The ANote platform works as such:

  • The ANote platform collaborates with the artist and obtains the rights.
  • Then sets up an auction to deploy the offering.
  • The auction occurs, and it is either successful with the right portion of bids, or it isn’t.
  • If it is successful, then the bidders receive the rights and can hold onto it or sell it later on the secondary markets.
  • If investors hold it, they receive proportionate cashflows from the sales of the music.

Does ANote have Assets?

Yes, the firm does manage assets that have a value of over €300K. It seeks to add more assets in addition to these from other publishers. They continue list more music offerings from artists ranging from Konca to Lubert in Poland to other European artists.

The critical question here with music royalties is how valuable and stable are the cashflows over time.

ANote aims to conduct rigorous due diligence and only list specific rights assets that show strong value over the long-term.

Yes, It seems like an exciting concept, but I wonder how compelling it is as we’ve seen individual offerings like Bowie bonds and a few similar offerings.

But where does ANote fit into the investment landscape? Does it fit?
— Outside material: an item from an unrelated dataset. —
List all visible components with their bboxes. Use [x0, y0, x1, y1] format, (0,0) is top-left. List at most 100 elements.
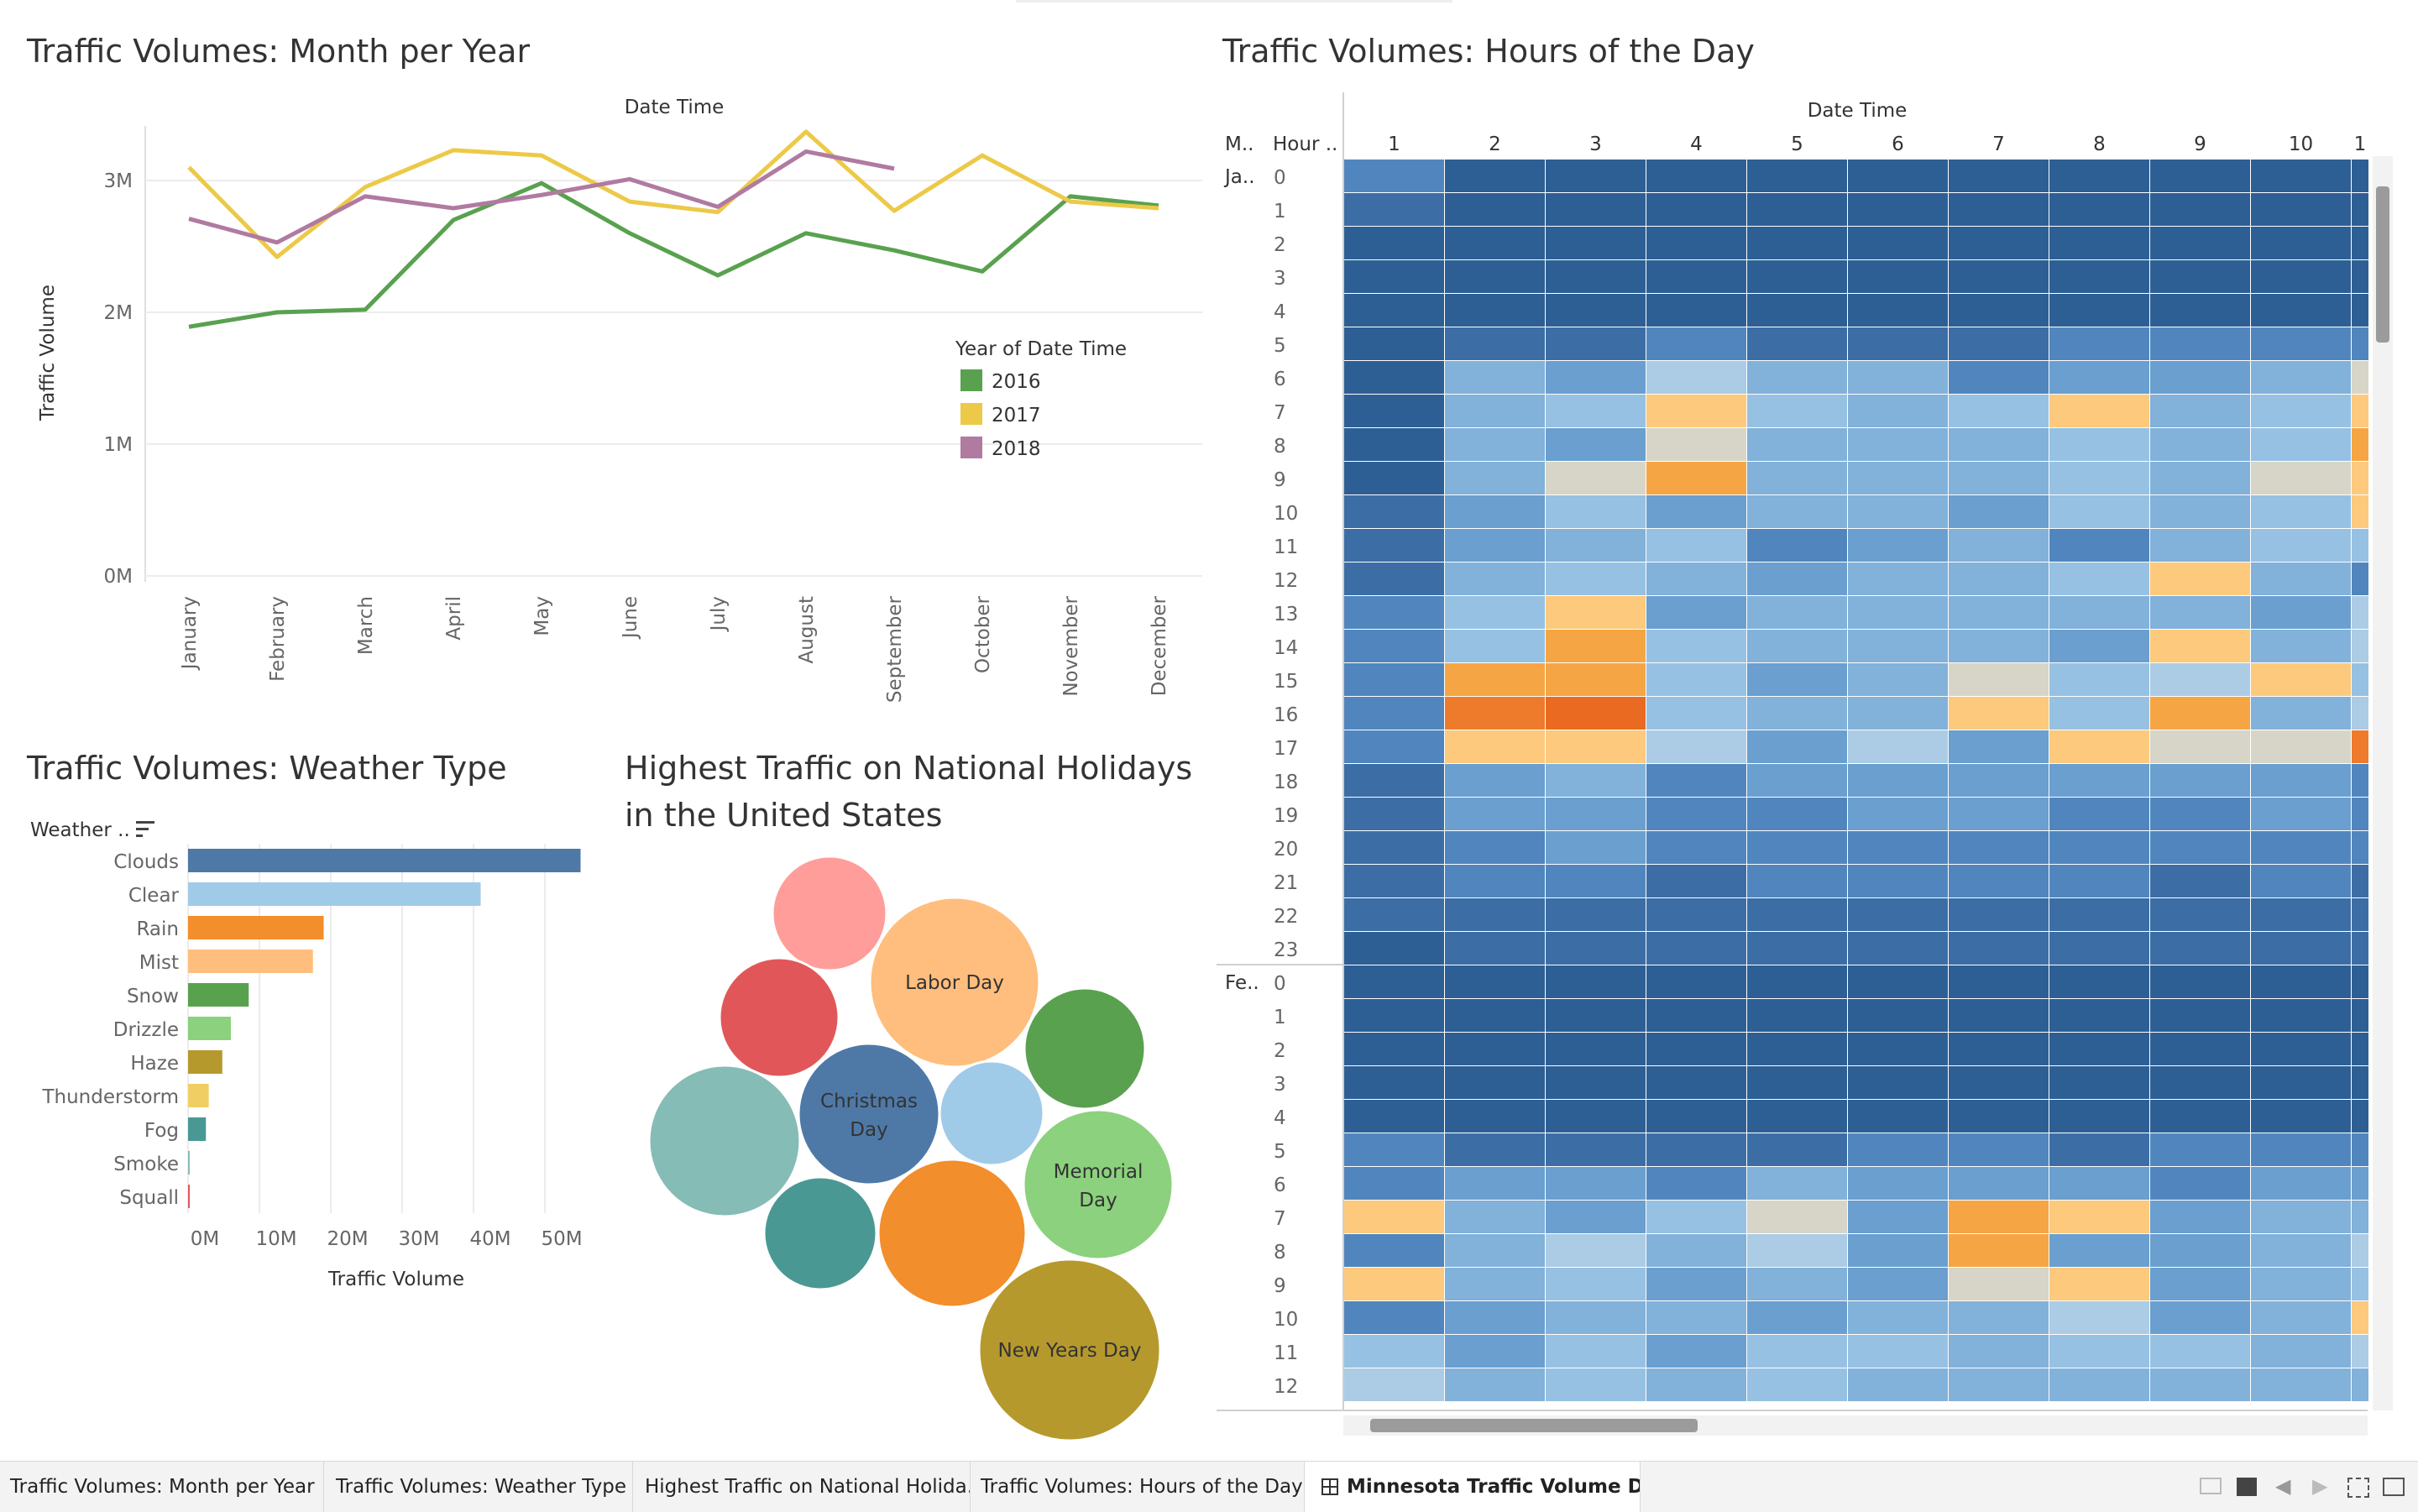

ANote Music and Alternative Investment Categories

The launch of an investment platform like ANote isn’t surprising in the least bit. As I’ve noted several times in the past, the investment world faces a host of issues.

For instance, take a look at your favorite tech companies ranging from Facebook to Amazon; the valuations are insane. How much higher will these technology companies go? Where is the current ceiling for these technology companies?

The COVID-19 indoor narrative boosting technology companies can only go for so long, and COVID-19 fears increase and decline regularly. These fears continue to wax and wane as people spend more time in the malls, restaurants, and other places without noticing any significant problems.

For instance, reports note that citizens in different European countries blatantly disregard COVID-19 mandates and continue on with their lives.

Finally, the COVID-19 vaccine reports show progress in companies in Russia, the United States, and elsewhere. Each of these components makes it to where people don’t envision a stay at home life.

There goes the live from home and utilize tech the whole time story.

What’s next, then?

Investors can look at other sectors like value and other places, but these other areas can largely seem to be overvalued.

That’s where ANote Music and other platforms can shine. Alternative asset classes from bitcoin to music rights will likely rise over the next decade and present new investment opportunities.

Individuals are looking at these categories to invest in non-crowded areas.